The great wall completely encircled the entire prison. It was octagonal in shape and topped at each angle by a watch-tower containing guards, floodlights and guns. To get out, the wall would have to be surmounted right under the noses of itchy-fingered watchers, in bright light, without touching the wire. That wouldn’t be the end of it either; beyond the wall was another illuminated area also to be crossed. An unlucky last-lapper could get over the wall by some kind of miracle only to be shot to bloody shreds during his subsequent dash for darkness.

Yes, the whole set-up had the professional touch of those who knew what to do to keep prisoners in prison. Escape over the wall was well nigh impossible though not completely so.
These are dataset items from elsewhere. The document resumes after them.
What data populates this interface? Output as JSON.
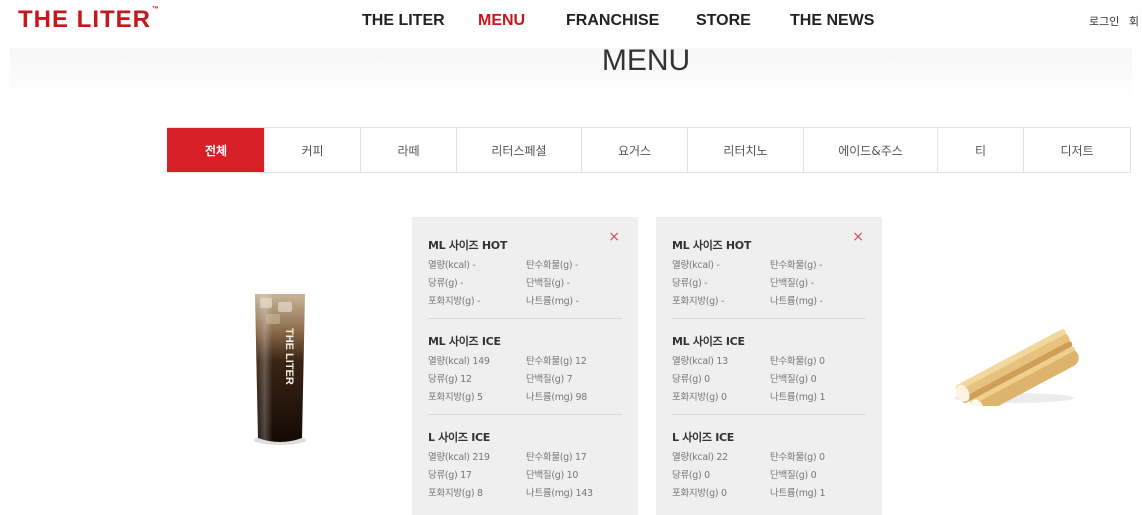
{
  "brand": {
    "logo": "THE LITER",
    "mark": "™"
  },
  "nav": {
    "items": [
      "THE LITER",
      "MENU",
      "FRANCHISE",
      "STORE",
      "THE NEWS"
    ],
    "active": "MENU"
  },
  "util": {
    "login": "로그인",
    "clipped": "회"
  },
  "page_title": "MENU",
  "tabs": {
    "items": [
      "전체",
      "커피",
      "라떼",
      "리터스페셜",
      "요거스",
      "리터치노",
      "에이드&주스",
      "티",
      "디저트"
    ],
    "active": "전체"
  },
  "panels": [
    {
      "close": "×",
      "sections": [
        {
          "title": "ML 사이즈 HOT",
          "rows": [
            [
              "열량(kcal) -",
              "탄수화물(g) -"
            ],
            [
              "당류(g) -",
              "단백질(g) -"
            ],
            [
              "포화지방(g) -",
              "나트륨(mg) -"
            ]
          ]
        },
        {
          "title": "ML 사이즈 ICE",
          "rows": [
            [
              "열량(kcal) 149",
              "탄수화물(g) 12"
            ],
            [
              "당류(g) 12",
              "단백질(g) 7"
            ],
            [
              "포화지방(g) 5",
              "나트륨(mg) 98"
            ]
          ]
        },
        {
          "title": "L 사이즈 ICE",
          "rows": [
            [
              "열량(kcal) 219",
              "탄수화물(g) 17"
            ],
            [
              "당류(g) 17",
              "단백질(g) 10"
            ],
            [
              "포화지방(g) 8",
              "나트륨(mg) 143"
            ]
          ]
        }
      ]
    },
    {
      "close": "×",
      "sections": [
        {
          "title": "ML 사이즈 HOT",
          "rows": [
            [
              "열량(kcal) -",
              "탄수화물(g) -"
            ],
            [
              "당류(g) -",
              "단백질(g) -"
            ],
            [
              "포화지방(g) -",
              "나트륨(mg) -"
            ]
          ]
        },
        {
          "title": "ML 사이즈 ICE",
          "rows": [
            [
              "열량(kcal) 13",
              "탄수화물(g) 0"
            ],
            [
              "당류(g) 0",
              "단백질(g) 0"
            ],
            [
              "포화지방(g) 0",
              "나트륨(mg) 1"
            ]
          ]
        },
        {
          "title": "L 사이즈 ICE",
          "rows": [
            [
              "열량(kcal) 22",
              "탄수화물(g) 0"
            ],
            [
              "당류(g) 0",
              "단백질(g) 0"
            ],
            [
              "포화지방(g) 0",
              "나트륨(mg) 1"
            ]
          ]
        }
      ]
    }
  ],
  "products": {
    "drink_cup_text": "THE LITER"
  },
  "colors": {
    "brand_red": "#c8161d",
    "tab_active": "#d61f26",
    "panel_bg": "#efefef",
    "close": "#e04a4a"
  }
}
If somebody got out of his cell or dormitory armed with a rope and grapnel, and if he had a daring confederate who’d break into the power-room and switch off everything at exactly the right moment, he might make it. Up the wall and over the dead, unresponsive, alarm-wire in total darkness.

In a solitary cell there is no rope, no grapnel, nothing capable of being adapted as either. There is no desperate and trustworthy confederate. Even if these things had been available he’d have considered such a project as near suicidal.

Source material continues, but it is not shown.